I feel like Facebook is becoming Starbucks. Too big for its own good. A man without a country. A cause that lost its way somewhere.

I know Umair isn't very fond of Facebook and makes a number of compelling arguments with respect to strategy and competition. But I think the reasons for Facebook's uninspiring performance as of late could be put much more simply - they've lost their reason for being.

And that begs the question, how does ANY company, once they get to be a certain size, maintain the core values, mission and vision they originally started with?

Is it a fallacy to even think that this is possible?

Which BIG, ultra-successful companies have stayed true to their users and to their original mission and values without being corrupted by their scale and size?



I don't know the answer, but I'd love to hear some opinions.

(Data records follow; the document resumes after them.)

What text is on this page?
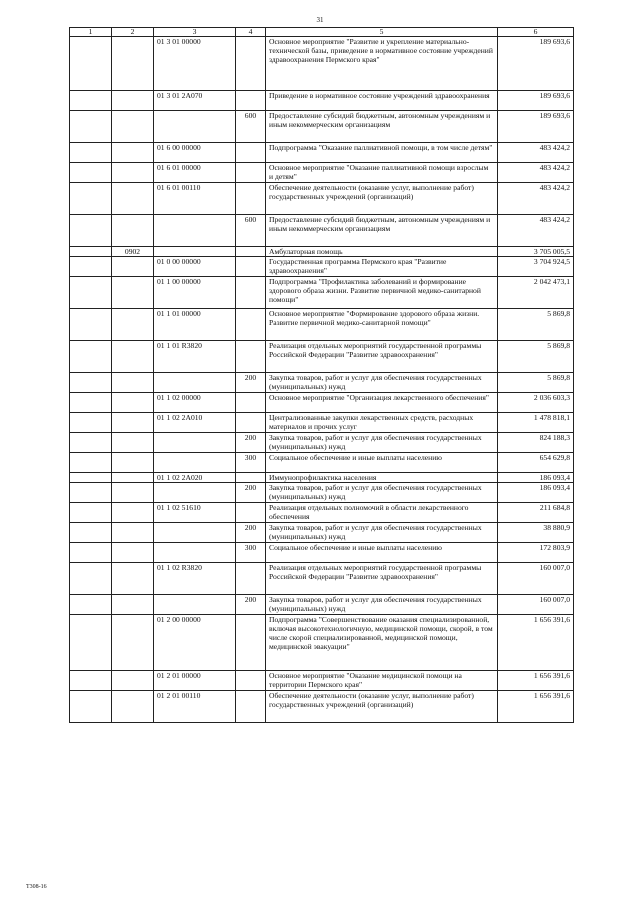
31
1	2	3	4	5	6
		01 3 01 00000		Основное мероприятие "Развитие и укрепление материально-технической базы, приведение в нормативное состояние учреждений здравоохранения Пермского края"	189 693,6
		01 3 01 2А070		Приведение в нормативное состояние учреждений здравоохранения	189 693,6
			600	Предоставление субсидий бюджетным, автономным учреждениям и иным некоммерческим организациям	189 693,6
		01 6 00 00000		Подпрограмма "Оказание паллиативной помощи, в том числе детям"	483 424,2
		01 6 01 00000		Основное мероприятие "Оказание паллиативной помощи взрослым и детям"	483 424,2
		01 6 01 00110		Обеспечение деятельности (оказание услуг, выполнение работ) государственных учреждений (организаций)	483 424,2
			600	Предоставление субсидий бюджетным, автономным учреждениям и иным некоммерческим организациям	483 424,2
	0902			Амбулаторная помощь	3 705 005,5
		01 0 00 00000		Государственная программа Пермского края "Развитие здравоохранения"	3 704 924,5
		01 1 00 00000		Подпрограмма "Профилактика заболеваний и формирование здорового образа жизни. Развитие первичной медико-санитарной помощи"	2 042 473,1
		01 1 01 00000		Основное мероприятие "Формирование здорового образа жизни. Развитие первичной медико-санитарной помощи"	5 869,8
		01 1 01 R3820		Реализация отдельных мероприятий государственной программы Российской Федерации "Развитие здравоохранения"	5 869,8
			200	Закупка товаров, работ и услуг для обеспечения государственных (муниципальных) нужд	5 869,8
		01 1 02 00000		Основное мероприятие "Организация лекарственного обеспечения"	2 036 603,3
		01 1 02 2А010		Централизованные закупки лекарственных средств, расходных материалов и прочих услуг	1 478 818,1
			200	Закупка товаров, работ и услуг для обеспечения государственных (муниципальных) нужд	824 188,3
			300	Социальное обеспечение и иные выплаты населению	654 629,8
		01 1 02 2А020		Иммунопрофилактика населения	186 093,4
			200	Закупка товаров, работ и услуг для обеспечения государственных (муниципальных) нужд	186 093,4
		01 1 02 51610		Реализация отдельных полномочий в области лекарственного обеспечения	211 684,8
			200	Закупка товаров, работ и услуг для обеспечения государственных (муниципальных) нужд	38 880,9
			300	Социальное обеспечение и иные выплаты населению	172 803,9
		01 1 02 R3820		Реализация отдельных мероприятий государственной программы Российской Федерации "Развитие здравоохранения"	160 007,0
			200	Закупка товаров, работ и услуг для обеспечения государственных (муниципальных) нужд	160 007,0
		01 2 00 00000		Подпрограмма "Совершенствование оказания специализированной, включая высокотехнологичную, медицинской помощи, скорой, в том числе скорой специализированной, медицинской помощи, медицинской эвакуации"	1 656 391,6
		01 2 01 00000		Основное мероприятие "Оказание медицинской помощи на территории Пермского края"	1 656 391,6
		01 2 01 00110		Обеспечение деятельности (оказание услуг, выполнение работ) государственных учреждений (организаций)	1 656 391,6
T308-16
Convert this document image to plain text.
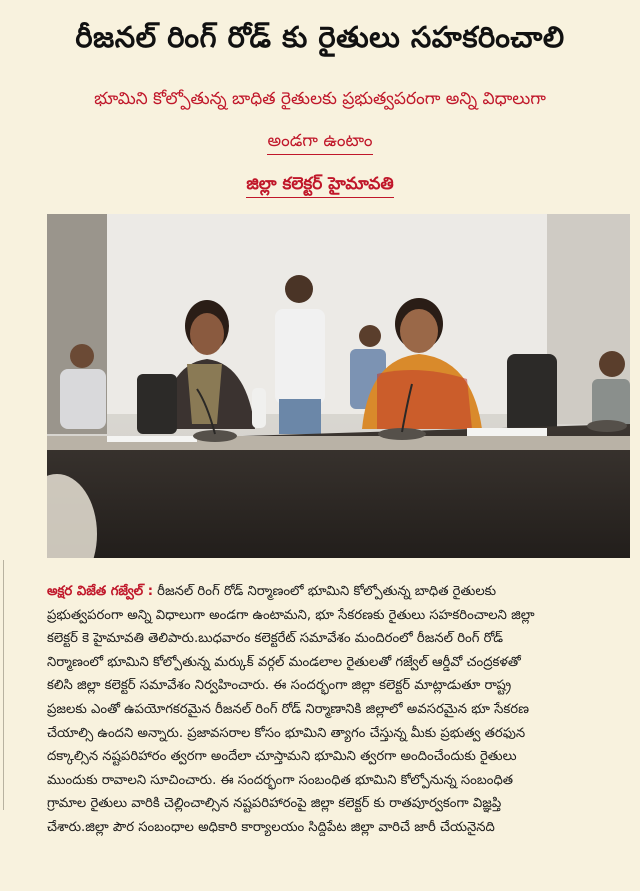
రీజనల్ రింగ్ రోడ్ కు రైతులు సహకరించాలి
భూమిని కోల్పోతున్న బాధిత రైతులకు ప్రభుత్వపరంగా అన్ని విధాలుగా
అండగా ఉంటాం
జిల్లా కలెక్టర్ హైమావతి
అక్షర విజేత గజ్వేల్ : రీజనల్ రింగ్ రోడ్ నిర్మాణంలో భూమిని కోల్పోతున్న బాధిత రైతులకు
ప్రభుత్వపరంగా అన్ని విధాలుగా అండగా ఉంటామని, భూ సేకరణకు రైతులు సహకరించాలని జిల్లా
కలెక్టర్ కె హైమావతి తెలిపారు.బుధవారం కలెక్టరేట్ సమావేశం మందిరంలో రీజనల్ రింగ్ రోడ్
నిర్మాణంలో భూమిని కోల్పోతున్న మర్కుక్ వర్గల్ మండలాల రైతులతో గజ్వేల్ ఆర్డీవో చంద్రకళతో
కలిసి జిల్లా కలెక్టర్ సమావేశం నిర్వహించారు. ఈ సందర్భంగా జిల్లా కలెక్టర్ మాట్లాడుతూ రాష్ట్ర
ప్రజలకు ఎంతో ఉపయోగకరమైన రీజనల్ రింగ్ రోడ్ నిర్మాణానికి జిల్లాలో అవసరమైన భూ సేకరణ
చేయాల్సి ఉందని అన్నారు. ప్రజావసరాల కోసం భూమిని త్యాగం చేస్తున్న మీకు ప్రభుత్వ తరఫున
దక్కాల్సిన నష్టపరిహారం త్వరగా అందేలా చూస్తామని భూమిని త్వరగా అందించేందుకు రైతులు
ముందుకు రావాలని సూచించారు. ఈ సందర్భంగా సంబంధిత భూమిని కోల్పోనున్న సంబంధిత
గ్రామాల రైతులు వారికి చెల్లించాల్సిన నష్టపరిహారంపై జిల్లా కలెక్టర్ కు రాతపూర్వకంగా విజ్ఞప్తి
చేశారు.జిల్లా పౌర సంబంధాల అధికారి కార్యాలయం సిద్దిపేట జిల్లా వారిచే జారీ చేయనైనది
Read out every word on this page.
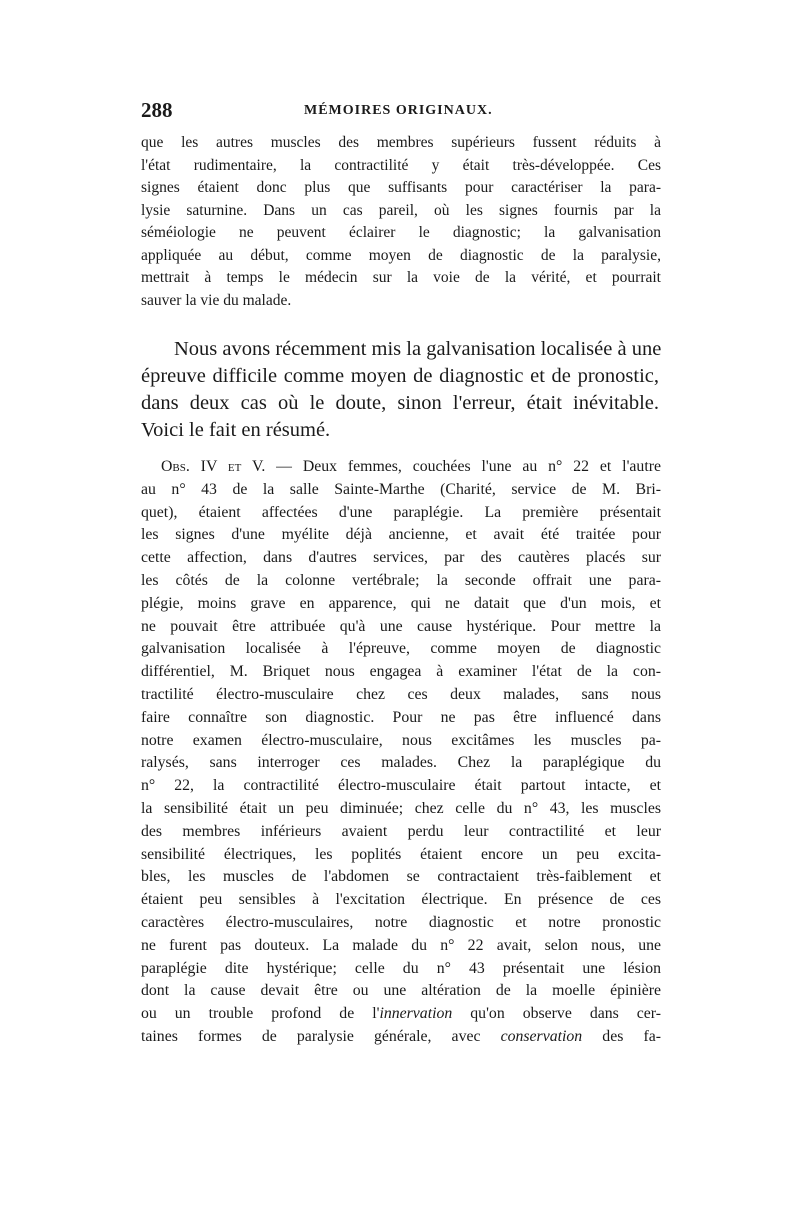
288	MÉMOIRES ORIGINAUX.
que les autres muscles des membres supérieurs fussent réduits à
l'état rudimentaire, la contractilité y était très-développée. Ces
signes étaient donc plus que suffisants pour caractériser la para-
lysie saturnine. Dans un cas pareil, où les signes fournis par la
séméiologie ne peuvent éclairer le diagnostic; la galvanisation
appliquée au début, comme moyen de diagnostic de la paralysie,
mettrait à temps le médecin sur la voie de la vérité, et pourrait
sauver la vie du malade.
Nous avons récemment mis la galvanisation localisée à une
épreuve difficile comme moyen de diagnostic et de pronostic,
dans deux cas où le doute, sinon l'erreur, était inévitable.
Voici le fait en résumé.
Obs. IV et V. — Deux femmes, couchées l'une au n° 22 et l'autre
au n° 43 de la salle Sainte-Marthe (Charité, service de M. Bri-
quet), étaient affectées d'une paraplégie. La première présentait
les signes d'une myélite déjà ancienne, et avait été traitée pour
cette affection, dans d'autres services, par des cautères placés sur
les côtés de la colonne vertébrale; la seconde offrait une para-
plégie, moins grave en apparence, qui ne datait que d'un mois, et
ne pouvait être attribuée qu'à une cause hystérique. Pour mettre la
galvanisation localisée à l'épreuve, comme moyen de diagnostic
différentiel, M. Briquet nous engagea à examiner l'état de la con-
tractilité électro-musculaire chez ces deux malades, sans nous
faire connaître son diagnostic. Pour ne pas être influencé dans
notre examen électro-musculaire, nous excitâmes les muscles pa-
ralysés, sans interroger ces malades. Chez la paraplégique du
n° 22, la contractilité électro-musculaire était partout intacte, et
la sensibilité était un peu diminuée; chez celle du n° 43, les muscles
des membres inférieurs avaient perdu leur contractilité et leur
sensibilité électriques, les poplités étaient encore un peu excita-
bles, les muscles de l'abdomen se contractaient très-faiblement et
étaient peu sensibles à l'excitation électrique. En présence de ces
caractères électro-musculaires, notre diagnostic et notre pronostic
ne furent pas douteux. La malade du n° 22 avait, selon nous, une
paraplégie dite hystérique; celle du n° 43 présentait une lésion
dont la cause devait être ou une altération de la moelle épinière
ou un trouble profond de l'innervation qu'on observe dans cer-
taines formes de paralysie générale, avec conservation des fa-
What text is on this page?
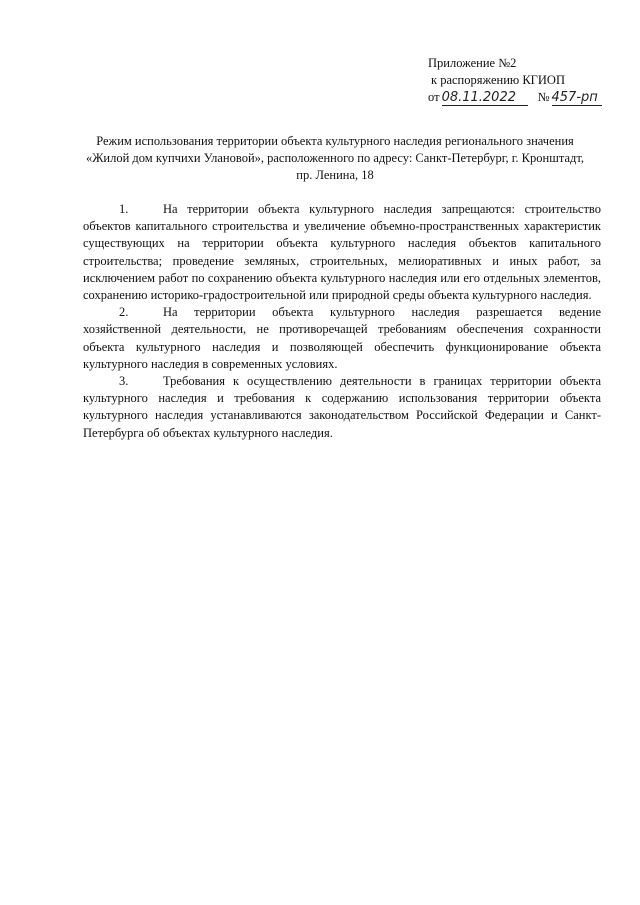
Приложение №2
к распоряжению КГИОП
от 08.11.2022 № 457-рп
Режим использования территории объекта культурного наследия регионального значения
«Жилой дом купчихи Улановой», расположенного по адресу: Санкт-Петербург, г. Кронштадт,
пр. Ленина, 18

1.	На территории объекта культурного наследия запрещаются: строительство объектов капитального строительства и увеличение объемно-пространственных характеристик существующих на территории объекта культурного наследия объектов капитального строительства; проведение земляных, строительных, мелиоративных и иных работ, за исключением работ по сохранению объекта культурного наследия или его отдельных элементов, сохранению историко-градостроительной или природной среды объекта культурного наследия.

2.	На территории объекта культурного наследия разрешается ведение хозяйственной деятельности, не противоречащей требованиям обеспечения сохранности объекта культурного наследия и позволяющей обеспечить функционирование объекта культурного наследия в современных условиях.

3.	Требования к осуществлению деятельности в границах территории объекта культурного наследия и требования к содержанию использования территории объекта культурного наследия устанавливаются законодательством Российской Федерации и Санкт-Петербурга об объектах культурного наследия.
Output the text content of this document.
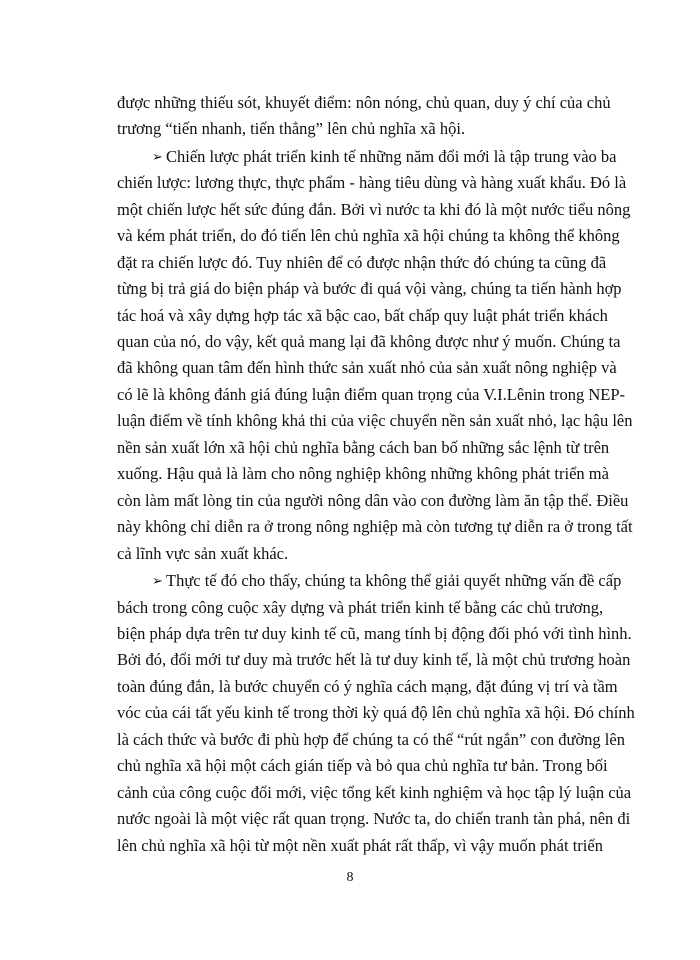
được những thiếu sót, khuyết điểm: nôn nóng, chủ quan, duy ý chí của chủ
trương “tiến nhanh, tiến thẳng” lên chủ nghĩa xã hội.
➢ Chiến lược phát triển kinh tế những năm đổi mới là tập trung vào ba
chiến lược: lương thực, thực phẩm - hàng tiêu dùng và hàng xuất khẩu. Đó là
một chiến lược hết sức đúng đắn. Bởi vì nước ta khi đó là một nước tiểu nông
và kém phát triển, do đó tiến lên chủ nghĩa xã hội chúng ta không thể không
đặt ra chiến lược đó. Tuy nhiên để có được nhận thức đó chúng ta cũng đã
từng bị trả giá do biện pháp và bước đi quá vội vàng, chúng ta tiến hành hợp
tác hoá và xây dựng hợp tác xã bậc cao, bất chấp quy luật phát triển khách
quan của nó, do vậy, kết quả mang lại đã không được như ý muốn. Chúng ta
đã không quan tâm đến hình thức sản xuất nhỏ của sản xuất nông nghiệp và
có lẽ là không đánh giá đúng luận điểm quan trọng của V.I.Lênin trong NEP-
luận điểm về tính không khả thi của việc chuyển nền sản xuất nhỏ, lạc hậu lên
nền sản xuất lớn xã hội chủ nghĩa bằng cách ban bố những sắc lệnh từ trên
xuống. Hậu quả là làm cho nông nghiệp không những không phát triển mà
còn làm mất lòng tin của người nông dân vào con đường làm ăn tập thể. Điều
này không chỉ diễn ra ở trong nông nghiệp mà còn tương tự diễn ra ở trong tất
cả lĩnh vực sản xuất khác.
➢ Thực tế đó cho thấy, chúng ta không thể giải quyết những vấn đề cấp
bách trong công cuộc xây dựng và phát triển kinh tế bằng các chủ trương,
biện pháp dựa trên tư duy kinh tế cũ, mang tính bị động đối phó với tình hình.
Bởi đó, đổi mới tư duy mà trước hết là tư duy kinh tế, là một chủ trương hoàn
toàn đúng đắn, là bước chuyển có ý nghĩa cách mạng, đặt đúng vị trí và tầm
vóc của cái tất yếu kinh tế trong thời kỳ quá độ lên chủ nghĩa xã hội. Đó chính
là cách thức và bước đi phù hợp để chúng ta có thể “rút ngắn” con đường lên
chủ nghĩa xã hội một cách gián tiếp và bỏ qua chủ nghĩa tư bản. Trong bối
cảnh của công cuộc đổi mới, việc tổng kết kinh nghiệm và học tập lý luận của
nước ngoài là một việc rất quan trọng. Nước ta, do chiến tranh tàn phá, nên đi
lên chủ nghĩa xã hội từ một nền xuất phát rất thấp, vì vậy muốn phát triển
8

On another note - and probably a separate blog post - which companies ARE changing how we live our lives?


Tuesday, May 13, 2008

Wrestling with Midgets...oops, I mean Widgets...

I'm a big believer in the web trending towards disaggregation.

I have this vision of the web as a gigantic supermarket with all of these different items on the shelf. And we, as consumers, get to stroll up and down the aisles picking and choosing what we want our dinner plate to look like.

But, picture life before supermarkets - before America operated as a surplus economy. We ate what we killed or what we were given. Same goes with how we used to consume content...

In the mid-late 90's it was all about the "portal" and the aggregation of as much content as possible. We would go to the portal that had the most content (e.g. Yahoo!) because chances are we'd find something we liked there.

Then we slowly evolved towards the aggregation, indexing and searching of content via sites like Google, Digg, etc.

But now we're at the point where people are savvy and willing enough to take charge of their experience on the web and decide what their "dinner plate" will look like. And if the web is the super market, then the widgets are the groceries.

For those that don't know, a widget is basically a small software utility that resides within another web site...think of it like having a site within a site. Some widgets play music, others allow visitors to communicate with one another, etc.

For entrepreneurs of today, widgets will play an increasingly important role in how we build our respective businesses. The game has changed from, "How do we get the community to come to us?" into, "How can we go to where the communities already are?".

The most popular application of widgets has obviously been on sites like Facebook and MySpace where widget developers have been able to build monstrous followings in very short periods of time - I've seen some Facebook widgets explode from 0 to 5 million registered users in a few short weeks. That's unprecedented in the "destination" web, but when you go to where the audiences already are, you really begin to leverage the physics of the "widgetized web".

So how does this apply to me and TickerHound?

Well, since we have such a belief in the web becoming more decentralized, we want to capitalize on that trend and position ourselves to take advantage of it. So we're building a suite of widgets for TickerHound that other financial publishers, content providers and communities can use to enhance their sites and make their lives easier.

We've already kicked off development on a couple of the widgets but now that we're approaching the more complex stuff, we've been wrestling with some tough questions.

I'll be sharing some of those issues here and on the TickerHound blog in the coming weeks. I hope to get some great feedback from all of you!